Le soutien lutéal avec la progestérone intramusculaire est associé à moins de fausses couches qu’avec la progestérone vaginale, pour les grossesses biochimiques obtenues par fécondation in vitro (FIV) ou injection intracytoplasmique de spermatozoïde (Icsi), montre une étude britannique présentée lundi au congrès conjoint de l’International Federation of Fertility Societies (IFFS) et de l’American Society for Reproductive Medicine (ASRM) à Boston.

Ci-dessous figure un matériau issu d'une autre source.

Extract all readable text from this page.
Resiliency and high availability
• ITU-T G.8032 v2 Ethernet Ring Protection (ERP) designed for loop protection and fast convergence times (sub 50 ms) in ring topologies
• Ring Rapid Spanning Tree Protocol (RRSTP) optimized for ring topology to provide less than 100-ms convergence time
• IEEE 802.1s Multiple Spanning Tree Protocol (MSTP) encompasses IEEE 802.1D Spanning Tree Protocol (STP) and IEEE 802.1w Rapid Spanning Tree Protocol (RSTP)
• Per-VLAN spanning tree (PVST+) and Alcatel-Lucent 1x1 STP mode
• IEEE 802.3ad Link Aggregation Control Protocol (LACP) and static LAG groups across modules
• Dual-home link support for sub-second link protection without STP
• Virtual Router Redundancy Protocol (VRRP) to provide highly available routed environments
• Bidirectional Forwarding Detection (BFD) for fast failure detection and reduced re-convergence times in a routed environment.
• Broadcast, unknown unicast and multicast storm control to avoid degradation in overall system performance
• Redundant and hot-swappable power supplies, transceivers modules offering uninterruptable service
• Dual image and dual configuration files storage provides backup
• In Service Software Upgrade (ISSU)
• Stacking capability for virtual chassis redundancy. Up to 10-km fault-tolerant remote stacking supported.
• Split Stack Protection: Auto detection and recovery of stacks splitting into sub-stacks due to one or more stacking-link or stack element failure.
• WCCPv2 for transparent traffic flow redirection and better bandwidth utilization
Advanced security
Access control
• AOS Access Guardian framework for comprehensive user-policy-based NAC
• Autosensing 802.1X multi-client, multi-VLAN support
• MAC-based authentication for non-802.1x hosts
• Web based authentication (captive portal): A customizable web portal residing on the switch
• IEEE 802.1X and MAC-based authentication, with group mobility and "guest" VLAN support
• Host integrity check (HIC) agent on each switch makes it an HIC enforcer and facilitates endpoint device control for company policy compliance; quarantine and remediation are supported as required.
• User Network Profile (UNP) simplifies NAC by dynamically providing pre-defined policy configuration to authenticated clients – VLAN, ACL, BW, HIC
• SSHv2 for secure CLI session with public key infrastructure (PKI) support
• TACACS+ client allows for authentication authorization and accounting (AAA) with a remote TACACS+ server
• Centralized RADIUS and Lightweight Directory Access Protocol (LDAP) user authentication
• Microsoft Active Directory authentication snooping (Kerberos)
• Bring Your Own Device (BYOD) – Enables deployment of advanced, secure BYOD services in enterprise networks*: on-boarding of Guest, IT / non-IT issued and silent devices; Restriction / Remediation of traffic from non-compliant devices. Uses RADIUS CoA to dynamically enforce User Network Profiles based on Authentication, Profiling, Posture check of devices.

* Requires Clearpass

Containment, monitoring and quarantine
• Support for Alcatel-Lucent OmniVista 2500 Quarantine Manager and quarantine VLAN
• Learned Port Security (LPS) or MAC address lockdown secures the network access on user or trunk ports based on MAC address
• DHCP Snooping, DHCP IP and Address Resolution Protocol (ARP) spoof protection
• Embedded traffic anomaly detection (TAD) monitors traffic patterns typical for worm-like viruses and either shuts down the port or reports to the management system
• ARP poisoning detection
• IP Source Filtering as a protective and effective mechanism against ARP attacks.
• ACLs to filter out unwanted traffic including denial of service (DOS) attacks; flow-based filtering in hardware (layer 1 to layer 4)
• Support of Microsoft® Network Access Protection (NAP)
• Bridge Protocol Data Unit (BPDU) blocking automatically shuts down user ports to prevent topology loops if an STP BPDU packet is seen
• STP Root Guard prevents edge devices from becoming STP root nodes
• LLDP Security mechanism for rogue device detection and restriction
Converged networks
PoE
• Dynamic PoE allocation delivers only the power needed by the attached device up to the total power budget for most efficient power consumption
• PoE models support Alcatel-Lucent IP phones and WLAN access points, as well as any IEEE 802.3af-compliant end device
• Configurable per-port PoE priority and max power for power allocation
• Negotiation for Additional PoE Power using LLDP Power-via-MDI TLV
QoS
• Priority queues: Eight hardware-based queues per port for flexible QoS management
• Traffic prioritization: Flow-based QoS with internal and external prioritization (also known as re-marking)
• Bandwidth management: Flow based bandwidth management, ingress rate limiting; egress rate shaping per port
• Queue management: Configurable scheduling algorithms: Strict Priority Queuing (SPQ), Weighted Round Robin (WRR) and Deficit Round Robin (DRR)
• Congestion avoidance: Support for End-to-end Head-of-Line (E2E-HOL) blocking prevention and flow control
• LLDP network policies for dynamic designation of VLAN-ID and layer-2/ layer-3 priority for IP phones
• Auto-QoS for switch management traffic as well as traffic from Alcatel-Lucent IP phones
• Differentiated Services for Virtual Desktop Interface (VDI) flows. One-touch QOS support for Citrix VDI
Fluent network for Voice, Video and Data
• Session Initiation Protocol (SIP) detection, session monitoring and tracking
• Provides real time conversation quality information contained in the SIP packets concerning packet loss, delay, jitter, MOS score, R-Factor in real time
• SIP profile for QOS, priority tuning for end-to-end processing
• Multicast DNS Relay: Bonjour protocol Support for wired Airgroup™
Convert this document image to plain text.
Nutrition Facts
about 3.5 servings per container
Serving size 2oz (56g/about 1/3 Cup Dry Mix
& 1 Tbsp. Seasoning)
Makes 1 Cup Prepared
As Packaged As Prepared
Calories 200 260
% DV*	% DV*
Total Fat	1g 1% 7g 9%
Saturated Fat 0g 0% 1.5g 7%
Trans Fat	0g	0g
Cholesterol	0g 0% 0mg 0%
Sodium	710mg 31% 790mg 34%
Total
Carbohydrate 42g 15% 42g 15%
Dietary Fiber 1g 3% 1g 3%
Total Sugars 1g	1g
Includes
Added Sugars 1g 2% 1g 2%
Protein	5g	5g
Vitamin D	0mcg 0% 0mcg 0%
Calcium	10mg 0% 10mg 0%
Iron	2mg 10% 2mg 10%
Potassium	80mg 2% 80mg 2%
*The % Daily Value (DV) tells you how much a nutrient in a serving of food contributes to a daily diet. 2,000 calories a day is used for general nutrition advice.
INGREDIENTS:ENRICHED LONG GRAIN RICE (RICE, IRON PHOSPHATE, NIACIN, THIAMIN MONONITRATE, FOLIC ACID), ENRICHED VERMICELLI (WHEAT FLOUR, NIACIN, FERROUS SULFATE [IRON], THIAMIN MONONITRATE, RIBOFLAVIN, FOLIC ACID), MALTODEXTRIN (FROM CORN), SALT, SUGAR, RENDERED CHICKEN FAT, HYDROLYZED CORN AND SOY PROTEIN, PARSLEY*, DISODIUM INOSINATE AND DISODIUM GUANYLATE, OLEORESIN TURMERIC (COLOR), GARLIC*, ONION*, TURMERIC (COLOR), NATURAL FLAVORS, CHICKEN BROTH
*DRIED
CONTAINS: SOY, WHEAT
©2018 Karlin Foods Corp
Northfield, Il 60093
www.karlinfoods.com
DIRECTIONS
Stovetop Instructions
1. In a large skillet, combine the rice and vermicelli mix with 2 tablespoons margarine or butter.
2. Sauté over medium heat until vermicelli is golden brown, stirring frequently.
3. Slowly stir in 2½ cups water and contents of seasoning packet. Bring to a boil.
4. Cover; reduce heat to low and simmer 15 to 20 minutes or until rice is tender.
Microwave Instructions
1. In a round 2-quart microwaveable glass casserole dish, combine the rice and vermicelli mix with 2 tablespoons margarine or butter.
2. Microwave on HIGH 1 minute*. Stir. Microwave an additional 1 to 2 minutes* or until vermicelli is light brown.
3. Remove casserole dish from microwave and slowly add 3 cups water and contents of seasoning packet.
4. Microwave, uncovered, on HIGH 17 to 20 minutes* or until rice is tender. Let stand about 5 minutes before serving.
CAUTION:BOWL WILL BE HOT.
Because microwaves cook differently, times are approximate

S. Nallapeta et V. Sharma du Leeds Centre of Reproductive Medicine (Royaume-Uni) ont randomisé 360 femmes entre la progestérone intramusculaire à 100 mg par jour et la progestérone vaginale à 400 mg/j via un pessaire, pour le soutien lutéal après une FIV/Icsi, jusqu’à 10 semaines de grossesse.

Au total, 144 tests de grossesse positifs ont pu être évalués : 75 dans le groupe progestérone vaginale et 69 dans le groupe progestérone intramusculaire.

Le taux de fausses couches a été de 21% dans le groupe progestérone vaginale contre 13% dans le groupe progestérone intramusculaire, indiquent les chercheurs dans le résumé de leur communication orale.

"La progestérone intramusculaire diminue le risque de fausse couche et améliore les taux de grossesse évolutive", concluent les auteurs.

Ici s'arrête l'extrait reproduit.